Imre Szabó-Stein, their chief advisor on international strategy, agrees, commenting how a British tour in particular proves a key litmus test: ‘during the 2022 tour, with Angela Hewitt as soloist, the challenge was to stand out as one of the best orchestras in the world despite being relatively unknown. I think we did so with their unexpected energy and the evident joy they have of playing together.’

The inspiration clearly went both ways, as they were invited back for the 2023/24 season by IMG Artists London, joined by pianist Pierre-Laurent Aimard in Guildford, London, Cheltenham, Edinburgh and Dublin and Mihály Berecz in Croydon. Critics noted especially that Keller’s background as a chamber musician shaped a particular instinct for musical detail.

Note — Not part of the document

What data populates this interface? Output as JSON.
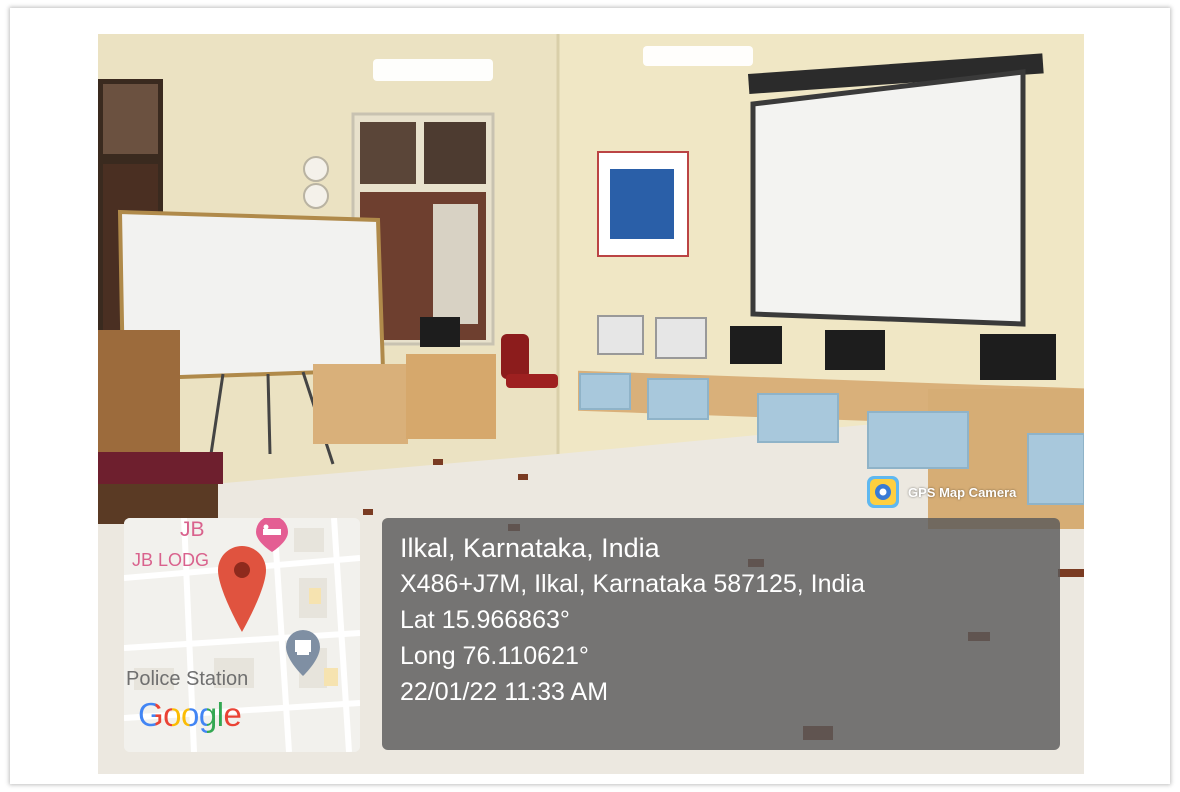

Keller himself acknowledges this influence. ‘A quartet cannot play well if the musicians do not know all the parts thoroughly. Only by endlessly polishing them together can the pieces be made to sound authentic,’ he explains. ‘In the case of an orchestra, the key is having them learn the entire musical fabric in detail, so that they can hear it and experience it together as if they were creating the piece at that moment. This is the greatest adventure in the world!’

Adventure maybe, but it has been a long road for Keller, who describes the orchestra he inherited in 2007 as ‘a disintegrating ensemble in a seemingly hopeless situation, on the verge of disbanding.’